GDPR Article 28(3) DPA Requirements: Required Clauses
Every Data Processing Agreement must satisfy the minimum content requirements set out in GDPR Article 28(3). Your DPO reviews all vendor DPAs to confirm the following clauses are present and enforceable:
Subject matter, duration, nature, and purpose of the processing
Type of personal data being processed and categories of data subjects affected
Obligations and rights of the data controller
Requirement to process data only on documented instructions from the controller
Confidentiality obligations for all persons authorized to process the data
Appropriate technical and organizational security measures under GDPR Article 32
Conditions and controls for engaging subprocessors
Assistance obligations for responding to data subject rights requests
Assistance with data breach notification and DPIA obligations
Deletion or return of all personal data upon contract termination
Audit rights for the controller and cooperation with supervisory authorities
Vendor Risk Categories and Review Frequency
Your DPO assigns each vendor a risk classification based on the nature and volume of data they process. Review frequency is determined by risk level:
Risk Level |
Criteria |
Review Frequency |
|---|---|---|
High |
Processes large volumes of personal or sensitive data; transfers data internationally |
Quarterly |
Medium |
Regular access to personal data as part of standard service delivery |
Semi-annually |
Low |
Limited or occasional access to personal data with minimal processing scope |
Annually |
International Data Transfers and GDPR Chapter V Compliance
When vendors process or transfer personal data outside the European Economic Area (EEA), additional compliance obligations apply under GDPR Chapter V. Your DPO ensures that all international data transfers by third-party vendors are covered by an appropriate transfer mechanism, including:
Standard Contractual Clauses (SCCs) — the most commonly used mechanism for transfers to third countries without an adequacy decision
Adequacy decisions — applicable where the European Commission has determined that the destination country provides an equivalent level of data protection
Other approved transfer mechanisms under GDPR Article 46, such as binding corporate rules or approved codes of conduct
Your DPO reviews transfer impact assessments where required and advises on supplementary measures when SCCs alone may not be sufficient to protect transferred data.

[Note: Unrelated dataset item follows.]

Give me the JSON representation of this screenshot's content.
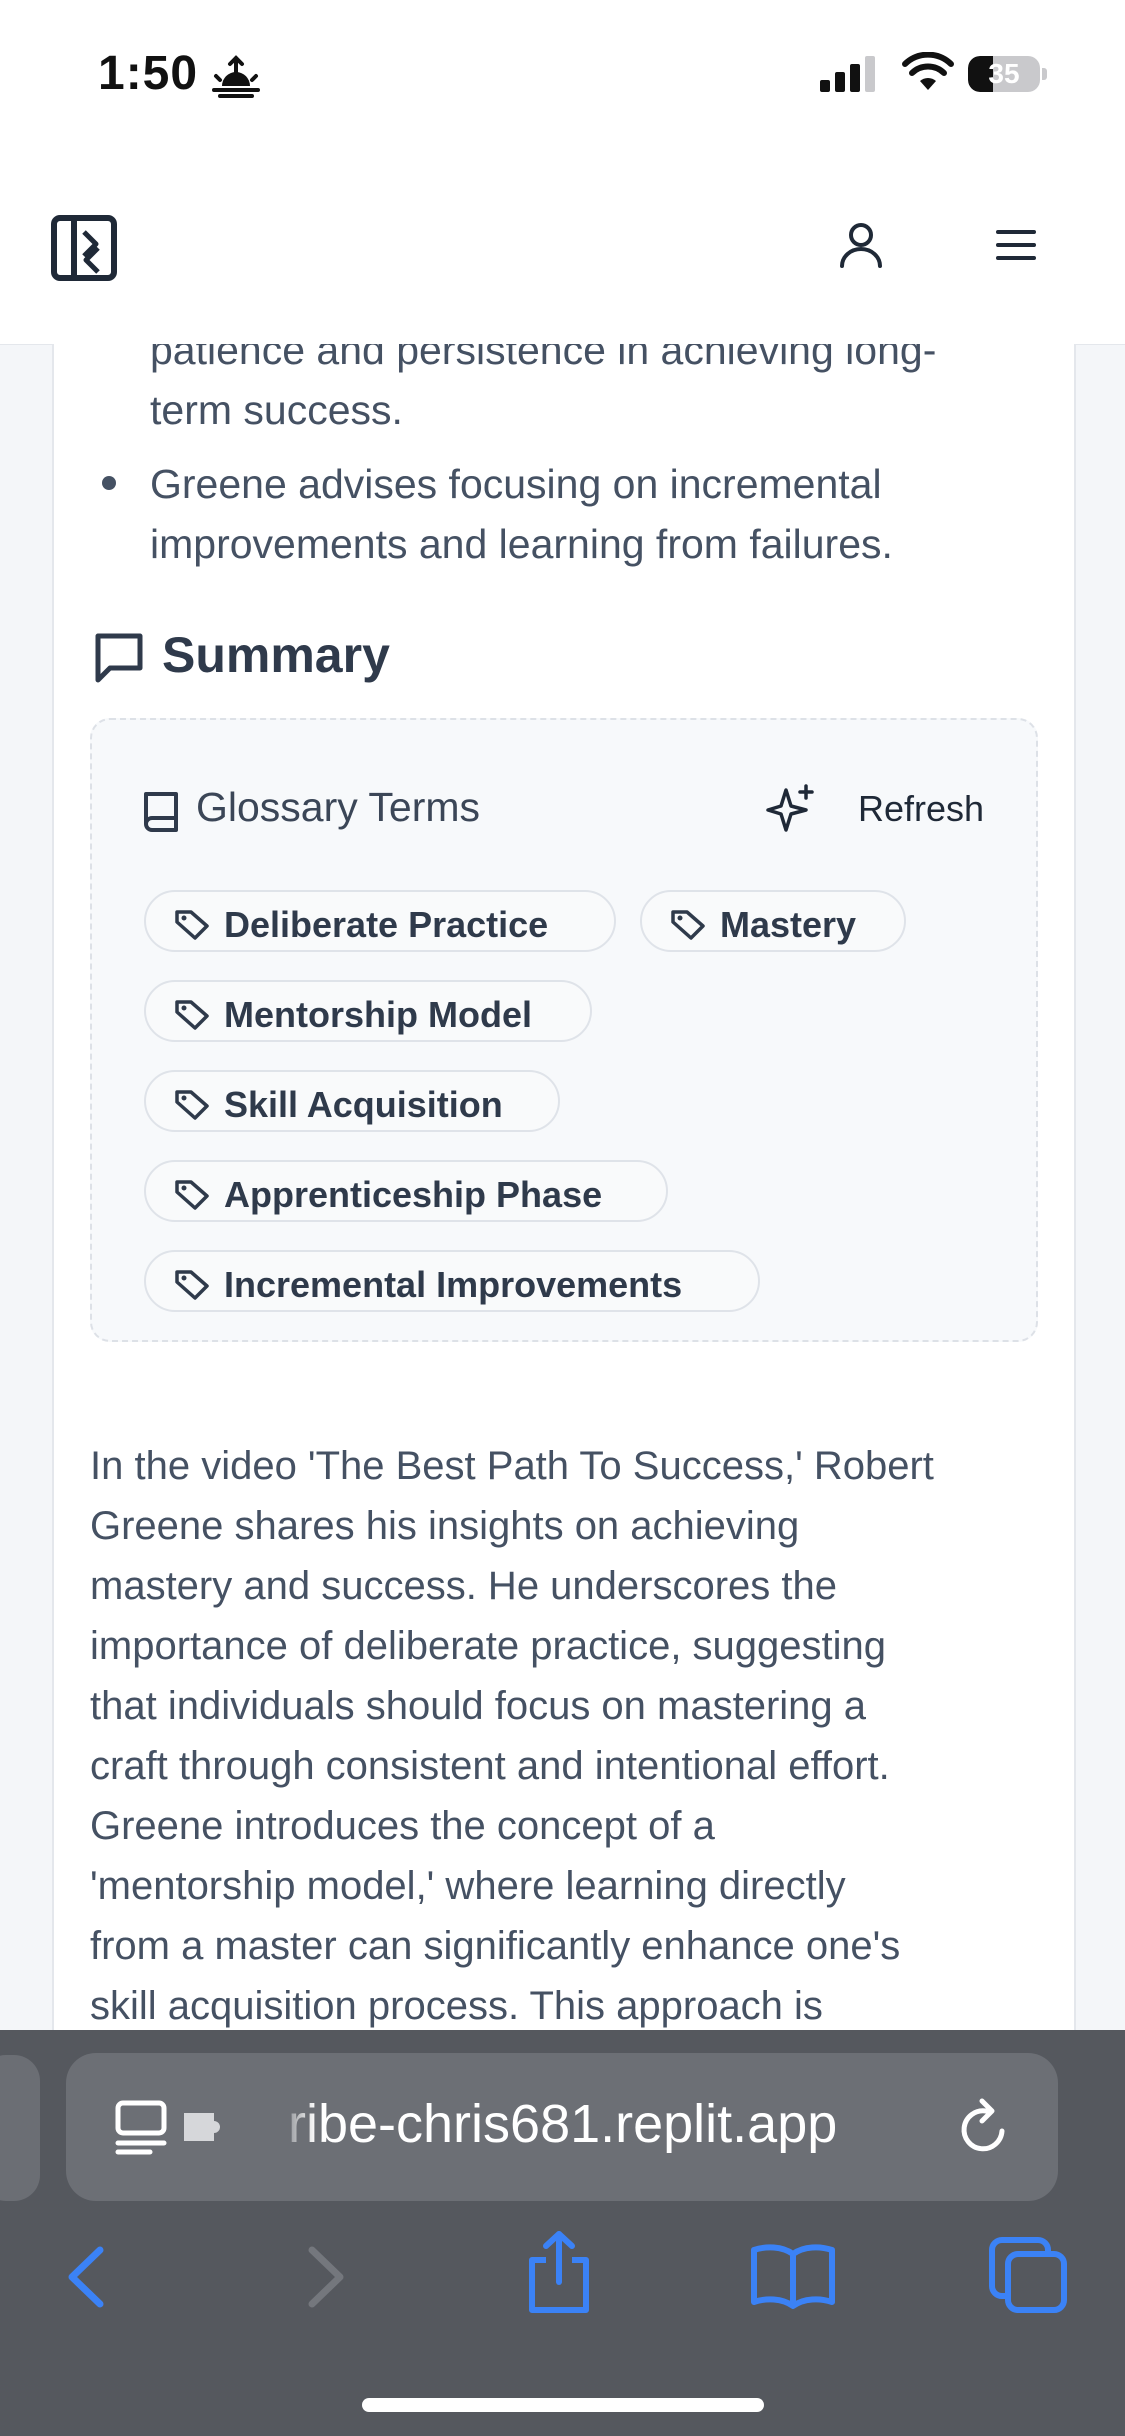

Frequently Asked Questions
What is a Data Processing Agreement and when is it required?
A Data Processing Agreement (DPA) is a legally binding contract between a data controller and a data processor, required under GDPR Article 28 whenever a third party processes personal data on your behalf. It must be in place before any processing begins and must contain all clauses specified in Article 28(3).
What is the difference between a data processor and a data controller under GDPR?

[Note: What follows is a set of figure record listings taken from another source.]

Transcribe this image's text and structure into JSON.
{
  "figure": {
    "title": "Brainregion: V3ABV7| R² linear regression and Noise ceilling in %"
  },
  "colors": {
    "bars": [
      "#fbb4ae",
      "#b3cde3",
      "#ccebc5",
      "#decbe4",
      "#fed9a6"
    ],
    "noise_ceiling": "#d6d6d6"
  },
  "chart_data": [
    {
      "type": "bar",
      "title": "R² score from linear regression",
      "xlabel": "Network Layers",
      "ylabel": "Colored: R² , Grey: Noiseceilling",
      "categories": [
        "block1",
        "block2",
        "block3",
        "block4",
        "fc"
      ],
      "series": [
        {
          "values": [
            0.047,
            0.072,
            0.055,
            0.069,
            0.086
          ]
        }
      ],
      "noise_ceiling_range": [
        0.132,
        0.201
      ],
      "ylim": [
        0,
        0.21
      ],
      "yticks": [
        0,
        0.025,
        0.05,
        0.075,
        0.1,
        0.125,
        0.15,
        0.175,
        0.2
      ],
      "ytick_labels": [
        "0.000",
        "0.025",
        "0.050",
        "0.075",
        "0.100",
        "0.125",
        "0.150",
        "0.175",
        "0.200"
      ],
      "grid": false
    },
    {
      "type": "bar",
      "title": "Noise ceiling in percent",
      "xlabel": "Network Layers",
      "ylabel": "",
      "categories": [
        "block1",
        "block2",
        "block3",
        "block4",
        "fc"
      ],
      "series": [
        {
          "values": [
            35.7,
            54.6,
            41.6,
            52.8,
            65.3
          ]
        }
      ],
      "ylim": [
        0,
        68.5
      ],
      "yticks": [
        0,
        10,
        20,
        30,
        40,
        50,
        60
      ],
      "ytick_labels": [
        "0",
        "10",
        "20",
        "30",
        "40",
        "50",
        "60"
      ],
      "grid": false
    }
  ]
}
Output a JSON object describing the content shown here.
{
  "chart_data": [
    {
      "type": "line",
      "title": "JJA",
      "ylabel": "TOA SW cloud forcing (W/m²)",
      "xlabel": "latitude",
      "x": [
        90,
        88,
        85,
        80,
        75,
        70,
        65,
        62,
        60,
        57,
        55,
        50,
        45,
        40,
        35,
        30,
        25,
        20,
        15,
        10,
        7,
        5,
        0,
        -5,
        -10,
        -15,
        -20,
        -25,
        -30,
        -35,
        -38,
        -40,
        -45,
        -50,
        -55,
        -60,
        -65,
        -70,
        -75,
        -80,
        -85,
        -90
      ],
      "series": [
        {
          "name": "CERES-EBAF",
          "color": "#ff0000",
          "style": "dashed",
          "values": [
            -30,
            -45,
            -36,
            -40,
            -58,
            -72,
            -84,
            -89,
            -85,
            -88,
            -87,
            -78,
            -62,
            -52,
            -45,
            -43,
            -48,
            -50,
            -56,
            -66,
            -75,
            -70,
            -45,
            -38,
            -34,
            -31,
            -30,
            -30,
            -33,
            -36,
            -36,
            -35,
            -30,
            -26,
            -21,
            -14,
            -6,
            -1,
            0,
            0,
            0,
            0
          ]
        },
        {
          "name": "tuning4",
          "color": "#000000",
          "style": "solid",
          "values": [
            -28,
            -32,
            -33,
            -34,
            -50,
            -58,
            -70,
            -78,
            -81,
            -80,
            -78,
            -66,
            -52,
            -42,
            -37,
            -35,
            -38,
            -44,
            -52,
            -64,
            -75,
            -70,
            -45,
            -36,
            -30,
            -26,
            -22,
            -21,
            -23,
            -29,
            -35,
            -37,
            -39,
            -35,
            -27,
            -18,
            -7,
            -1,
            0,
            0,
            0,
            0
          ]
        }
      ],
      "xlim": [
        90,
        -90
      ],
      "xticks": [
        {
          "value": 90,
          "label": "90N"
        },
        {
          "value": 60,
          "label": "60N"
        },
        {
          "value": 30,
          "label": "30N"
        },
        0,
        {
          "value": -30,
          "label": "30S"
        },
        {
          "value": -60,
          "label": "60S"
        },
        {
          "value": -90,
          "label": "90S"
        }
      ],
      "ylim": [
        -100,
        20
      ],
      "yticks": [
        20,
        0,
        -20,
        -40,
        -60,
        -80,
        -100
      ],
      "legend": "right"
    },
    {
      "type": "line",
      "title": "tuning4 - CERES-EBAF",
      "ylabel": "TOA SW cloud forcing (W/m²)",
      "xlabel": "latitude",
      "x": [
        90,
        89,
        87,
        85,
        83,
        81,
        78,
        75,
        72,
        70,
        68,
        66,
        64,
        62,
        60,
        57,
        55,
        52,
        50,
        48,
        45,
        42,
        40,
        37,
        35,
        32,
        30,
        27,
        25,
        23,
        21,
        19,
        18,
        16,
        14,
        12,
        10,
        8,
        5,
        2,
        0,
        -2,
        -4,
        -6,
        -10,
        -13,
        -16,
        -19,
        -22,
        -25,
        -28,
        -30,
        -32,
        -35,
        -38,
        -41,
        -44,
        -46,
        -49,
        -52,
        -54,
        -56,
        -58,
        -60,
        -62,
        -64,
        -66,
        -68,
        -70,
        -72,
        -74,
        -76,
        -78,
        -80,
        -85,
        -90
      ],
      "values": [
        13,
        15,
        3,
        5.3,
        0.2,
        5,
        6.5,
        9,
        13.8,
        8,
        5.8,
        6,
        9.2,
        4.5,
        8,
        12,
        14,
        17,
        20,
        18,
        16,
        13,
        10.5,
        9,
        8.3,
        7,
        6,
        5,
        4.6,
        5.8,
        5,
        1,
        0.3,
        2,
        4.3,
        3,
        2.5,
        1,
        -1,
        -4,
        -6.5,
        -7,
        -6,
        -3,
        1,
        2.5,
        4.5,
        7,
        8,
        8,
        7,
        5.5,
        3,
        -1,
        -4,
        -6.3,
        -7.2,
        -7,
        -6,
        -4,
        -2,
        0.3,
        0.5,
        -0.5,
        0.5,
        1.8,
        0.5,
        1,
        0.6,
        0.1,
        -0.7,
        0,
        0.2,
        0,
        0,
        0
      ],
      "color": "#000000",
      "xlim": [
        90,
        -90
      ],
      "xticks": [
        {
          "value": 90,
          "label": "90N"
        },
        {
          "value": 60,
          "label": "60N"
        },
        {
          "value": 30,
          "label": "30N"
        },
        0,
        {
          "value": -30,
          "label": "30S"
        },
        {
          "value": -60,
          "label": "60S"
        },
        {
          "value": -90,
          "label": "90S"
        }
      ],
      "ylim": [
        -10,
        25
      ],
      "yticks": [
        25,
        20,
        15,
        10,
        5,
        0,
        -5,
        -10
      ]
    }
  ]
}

A data controller determines the purposes and means of processing personal data. A data processor processes personal data on behalf of the controller, following the controller's instructions. Under GDPR, controllers remain responsible for ensuring their processors comply with the regulation — including through a compliant DPA.
What happens if a vendor subcontracts processing to another party?

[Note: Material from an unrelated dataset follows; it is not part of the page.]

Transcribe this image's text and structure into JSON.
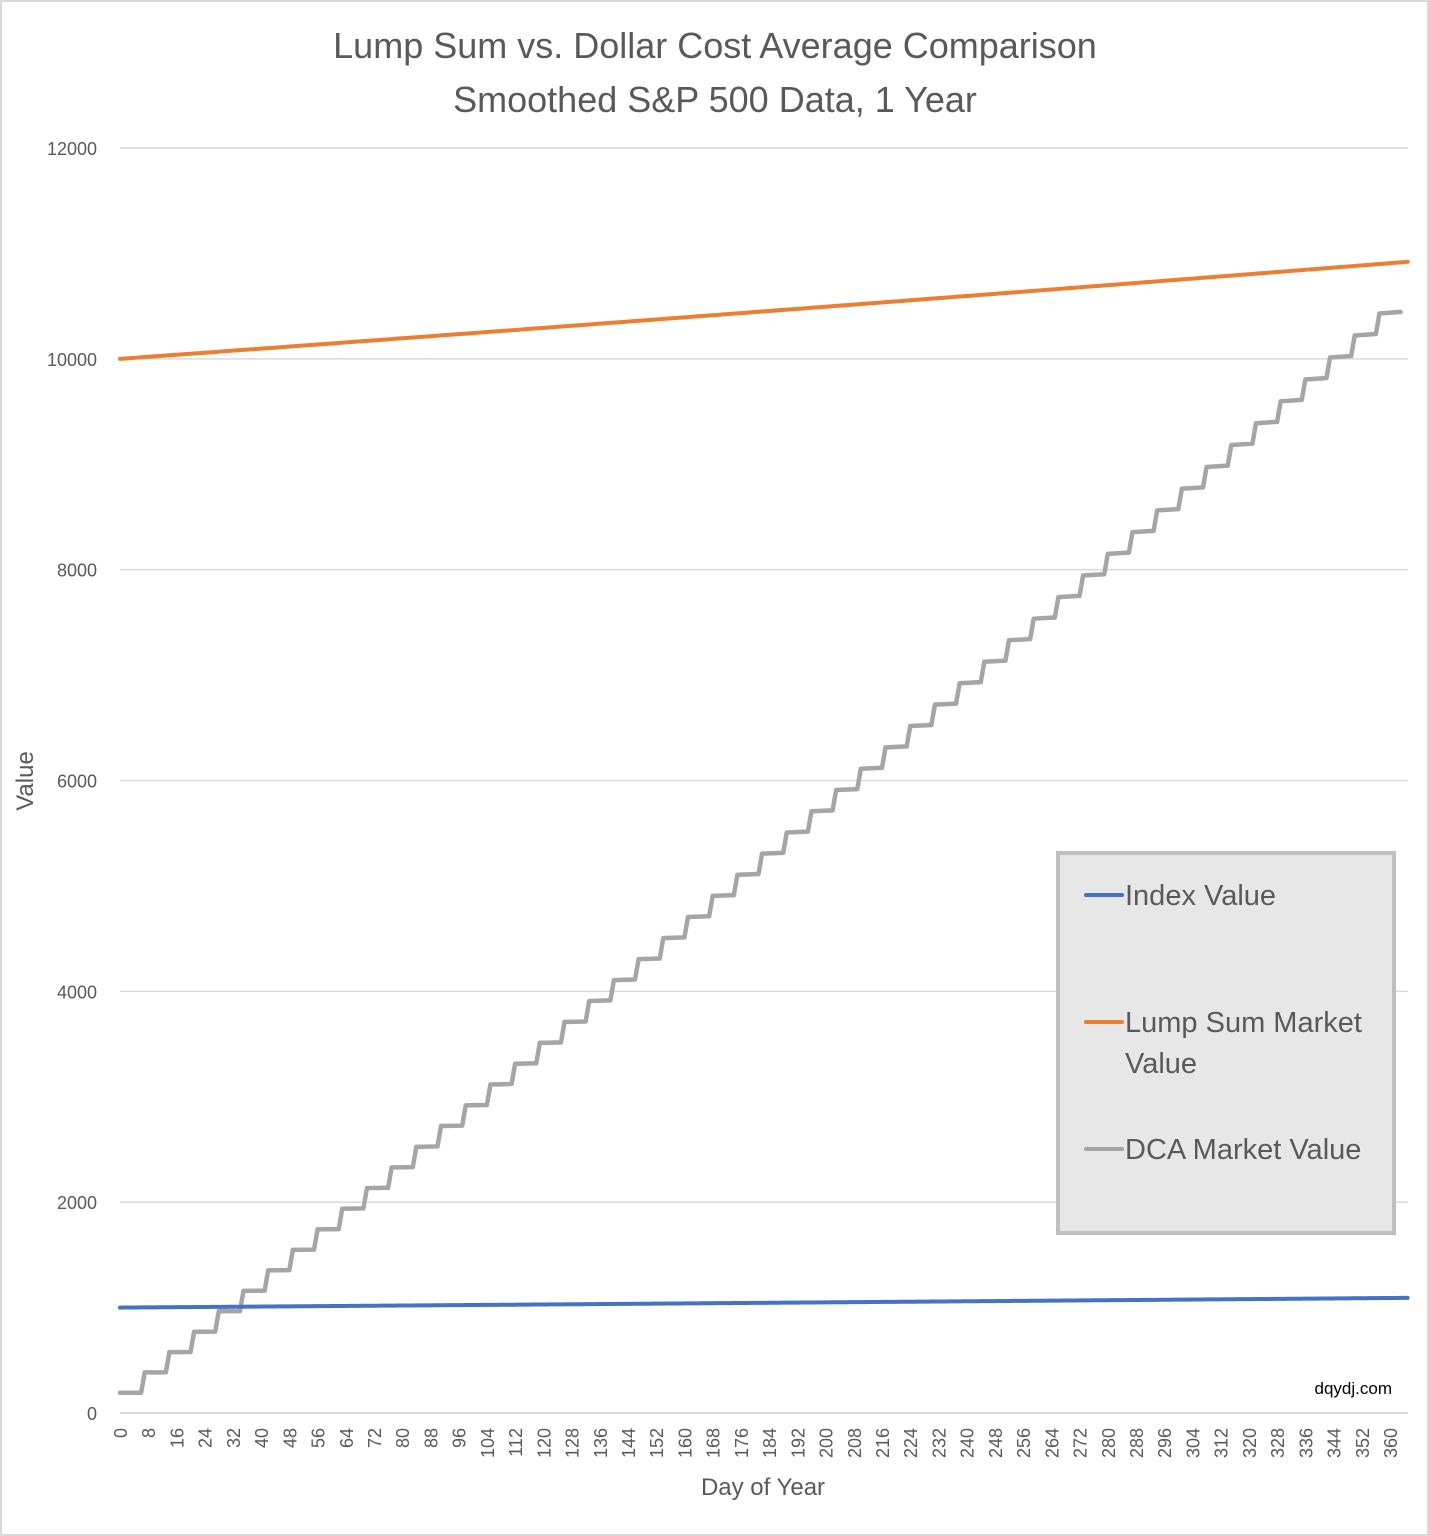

Under GDPR Article 28(2), processors must obtain prior written authorization from the controller before engaging subprocessors. Any subprocessor must be bound by the same data protection obligations as the primary processor. Your DPO reviews subprocessor arrangements as part of the vendor due diligence process.
Are Standard Contractual Clauses still valid for international data transfers after Schrems II?
Yes, but with additional requirements. Following the Court of Justice of the EU's Schrems II ruling, organizations must conduct a transfer impact assessment to verify that SCCs provide effective protection in the destination country. Where they do not, supplementary technical or contractual measures must be applied. Your DPO advises on this assessment for all relevant vendor transfers.